Does a constant electric flux produce a current?

[eoghan]

Hi! Suppose I have a wire with a potential difference V=bx where b is a constant. Then there is an electric field which is constant: E=b through out the wire. Well, now consider this relation:
I=\frac{dq}{dt}=\frac{d}{dt}\epsilon_0\int{\vec{E}\cdot\hat{n}dS}=\epsilon_0 S \frac{dE}{dt}=0
where I used the Gauss' theorem and the fact that E is constant.
From this relation then follows that the electric current is 0! But I do have an electric current in the wire! Where am I wrong?

 

[Zaphys]

What surface are you integrating over, what does "x" stand for? Could you explain the problem a little more so that I can help you, personally I can't see it. Thanks

 

[Meir Achuz]

Your Gaussian surface must be closed. The current flows in one side and out the other, which is why the integral is zero.

 

[eoghan]

What surface are you integrating over, what does "x" stand for? Could you explain the problem a little more so that I can help you, personally I can't see it. Thanks

Let's say that the wire lies along the x axis.. then x represents a point of the wire. I integrate over a surface perpendicular to the wire in a point x with the center on the wire. But the surface is meaningless, what matters is that if E is constant in time, then its flux will be constant in time (if the surface is constant in time).

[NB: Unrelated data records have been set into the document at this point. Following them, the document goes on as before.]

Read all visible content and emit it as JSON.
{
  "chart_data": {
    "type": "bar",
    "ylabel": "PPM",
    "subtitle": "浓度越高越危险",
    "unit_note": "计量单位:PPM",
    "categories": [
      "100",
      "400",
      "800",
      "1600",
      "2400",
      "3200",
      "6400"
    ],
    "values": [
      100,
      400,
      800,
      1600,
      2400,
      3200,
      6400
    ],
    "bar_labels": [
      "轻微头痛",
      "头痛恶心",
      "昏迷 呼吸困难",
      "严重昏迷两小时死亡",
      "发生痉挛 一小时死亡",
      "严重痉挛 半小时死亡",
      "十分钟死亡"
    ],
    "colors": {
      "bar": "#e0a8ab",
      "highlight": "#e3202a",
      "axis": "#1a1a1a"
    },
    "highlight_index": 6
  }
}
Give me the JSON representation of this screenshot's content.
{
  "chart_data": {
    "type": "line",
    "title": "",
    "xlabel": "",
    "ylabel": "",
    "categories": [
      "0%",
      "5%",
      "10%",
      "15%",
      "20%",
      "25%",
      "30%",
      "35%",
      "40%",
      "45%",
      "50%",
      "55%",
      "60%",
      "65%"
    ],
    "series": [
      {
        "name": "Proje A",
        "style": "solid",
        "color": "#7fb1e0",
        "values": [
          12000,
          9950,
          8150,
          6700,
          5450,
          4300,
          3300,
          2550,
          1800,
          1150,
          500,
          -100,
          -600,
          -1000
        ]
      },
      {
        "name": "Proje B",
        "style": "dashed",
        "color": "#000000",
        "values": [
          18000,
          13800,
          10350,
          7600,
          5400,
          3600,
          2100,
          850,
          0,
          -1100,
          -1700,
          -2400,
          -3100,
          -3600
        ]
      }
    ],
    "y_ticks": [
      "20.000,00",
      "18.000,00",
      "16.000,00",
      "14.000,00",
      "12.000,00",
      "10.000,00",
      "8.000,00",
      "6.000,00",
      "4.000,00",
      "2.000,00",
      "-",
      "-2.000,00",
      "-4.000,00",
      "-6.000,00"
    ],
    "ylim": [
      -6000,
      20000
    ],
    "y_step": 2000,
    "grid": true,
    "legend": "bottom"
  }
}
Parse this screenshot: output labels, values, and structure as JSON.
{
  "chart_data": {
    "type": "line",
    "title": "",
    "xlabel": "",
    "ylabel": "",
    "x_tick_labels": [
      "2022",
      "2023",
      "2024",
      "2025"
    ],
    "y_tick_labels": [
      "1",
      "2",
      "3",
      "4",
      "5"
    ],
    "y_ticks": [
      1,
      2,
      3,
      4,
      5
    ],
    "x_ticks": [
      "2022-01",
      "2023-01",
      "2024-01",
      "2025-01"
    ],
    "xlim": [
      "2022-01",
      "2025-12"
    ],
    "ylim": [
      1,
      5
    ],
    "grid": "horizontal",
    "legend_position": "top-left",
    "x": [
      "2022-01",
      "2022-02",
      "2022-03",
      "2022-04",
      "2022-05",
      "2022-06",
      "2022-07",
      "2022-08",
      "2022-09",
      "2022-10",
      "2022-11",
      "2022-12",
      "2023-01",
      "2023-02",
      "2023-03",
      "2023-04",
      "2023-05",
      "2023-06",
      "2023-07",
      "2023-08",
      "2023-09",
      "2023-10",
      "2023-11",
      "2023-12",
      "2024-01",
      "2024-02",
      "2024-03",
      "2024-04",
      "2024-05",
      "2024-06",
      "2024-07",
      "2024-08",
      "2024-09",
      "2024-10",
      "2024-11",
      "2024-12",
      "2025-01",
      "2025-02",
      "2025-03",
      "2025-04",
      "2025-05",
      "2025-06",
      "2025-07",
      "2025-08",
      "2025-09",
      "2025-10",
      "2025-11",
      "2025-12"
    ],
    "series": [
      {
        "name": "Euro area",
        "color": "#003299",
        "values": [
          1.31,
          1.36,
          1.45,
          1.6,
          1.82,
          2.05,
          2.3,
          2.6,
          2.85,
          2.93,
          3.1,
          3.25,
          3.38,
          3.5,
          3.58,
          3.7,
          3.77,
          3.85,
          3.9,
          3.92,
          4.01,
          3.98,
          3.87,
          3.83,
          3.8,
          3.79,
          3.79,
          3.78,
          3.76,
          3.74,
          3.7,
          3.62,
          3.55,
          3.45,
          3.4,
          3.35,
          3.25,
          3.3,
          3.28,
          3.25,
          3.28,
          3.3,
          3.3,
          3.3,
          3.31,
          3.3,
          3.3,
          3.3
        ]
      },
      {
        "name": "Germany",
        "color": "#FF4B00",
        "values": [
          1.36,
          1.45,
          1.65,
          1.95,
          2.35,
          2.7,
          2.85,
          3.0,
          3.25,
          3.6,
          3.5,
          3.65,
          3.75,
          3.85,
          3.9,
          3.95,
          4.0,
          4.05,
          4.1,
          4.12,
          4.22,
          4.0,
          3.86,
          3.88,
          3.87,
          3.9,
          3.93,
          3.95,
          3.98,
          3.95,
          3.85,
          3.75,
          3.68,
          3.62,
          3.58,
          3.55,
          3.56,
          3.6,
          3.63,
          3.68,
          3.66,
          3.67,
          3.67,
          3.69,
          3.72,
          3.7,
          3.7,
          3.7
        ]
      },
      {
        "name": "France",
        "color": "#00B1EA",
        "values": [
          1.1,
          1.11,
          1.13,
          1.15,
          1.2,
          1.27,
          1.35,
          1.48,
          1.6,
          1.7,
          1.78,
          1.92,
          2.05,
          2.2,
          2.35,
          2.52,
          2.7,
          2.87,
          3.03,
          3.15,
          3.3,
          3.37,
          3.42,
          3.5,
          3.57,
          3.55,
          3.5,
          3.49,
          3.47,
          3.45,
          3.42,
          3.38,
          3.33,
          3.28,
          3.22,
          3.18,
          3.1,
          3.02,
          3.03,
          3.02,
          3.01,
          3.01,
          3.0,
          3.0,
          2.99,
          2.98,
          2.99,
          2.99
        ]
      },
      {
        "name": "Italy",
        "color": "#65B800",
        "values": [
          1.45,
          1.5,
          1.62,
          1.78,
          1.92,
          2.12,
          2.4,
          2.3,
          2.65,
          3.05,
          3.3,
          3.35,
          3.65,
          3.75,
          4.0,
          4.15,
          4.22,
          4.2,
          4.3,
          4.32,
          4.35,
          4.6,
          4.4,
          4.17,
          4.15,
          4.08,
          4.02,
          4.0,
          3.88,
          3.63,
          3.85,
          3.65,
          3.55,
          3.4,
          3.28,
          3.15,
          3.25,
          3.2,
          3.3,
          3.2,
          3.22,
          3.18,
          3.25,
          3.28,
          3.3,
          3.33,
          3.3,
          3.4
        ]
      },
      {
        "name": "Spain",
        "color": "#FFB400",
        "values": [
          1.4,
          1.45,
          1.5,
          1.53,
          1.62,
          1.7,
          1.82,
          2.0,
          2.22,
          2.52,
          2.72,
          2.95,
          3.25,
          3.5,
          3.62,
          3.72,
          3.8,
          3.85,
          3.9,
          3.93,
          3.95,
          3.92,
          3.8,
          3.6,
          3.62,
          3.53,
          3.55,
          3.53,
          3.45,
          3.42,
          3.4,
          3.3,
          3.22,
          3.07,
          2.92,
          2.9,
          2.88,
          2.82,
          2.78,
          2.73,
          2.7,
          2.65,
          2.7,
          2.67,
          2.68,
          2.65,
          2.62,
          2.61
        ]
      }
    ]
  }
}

The current flows in one side and out the other, which is why the integral is zero.

Yes, but if you define I=dq/dt then you have I=d/dt (flux(E)) which is zero. With the Gauss' theorem I don't get the net current in the surface (which is zero), but the charge.

 

[Meir Achuz]

Have it your way, but I thought you said "I used the Gauss' theorem".

 

[Born2bwire]

Let's say that the wire lies along the x axis.. then x represents a point of the wire. I integrate over a surface perpendicular to the wire in a point x with the center on the wire. But the surface is meaningless, what matters is that if E is constant in time, then its flux will be constant in time (if the surface is constant in time).


Yes, but if you define I=dq/dt then you have I=d/dt (flux(E)) which is zero. With the Gauss' theorem I don't get the net current in the surface (which is zero), but the charge.

clem is correct here, you used Gauss' Law to relate the charge to the electric field, but Gauss' law requires a closed surface and since you have a spacially constant electric field you will always have zero flux. You should instead try the Lorentz force, however, you would need knowledge of the saturation velocity of charges, otherwise the constant force over an infinite wire will create infinite current.

Still, in respect to your original question, yes, a constant flux can create current. I know that in a simple MOSFET model, we assume that there is a constant electric field between the source and drain which results in a current. The amount of current is limited by the finite cross-sectional area of the transistor, the finite length of the transistor, and the finite saturation velocity of the mobile carriers.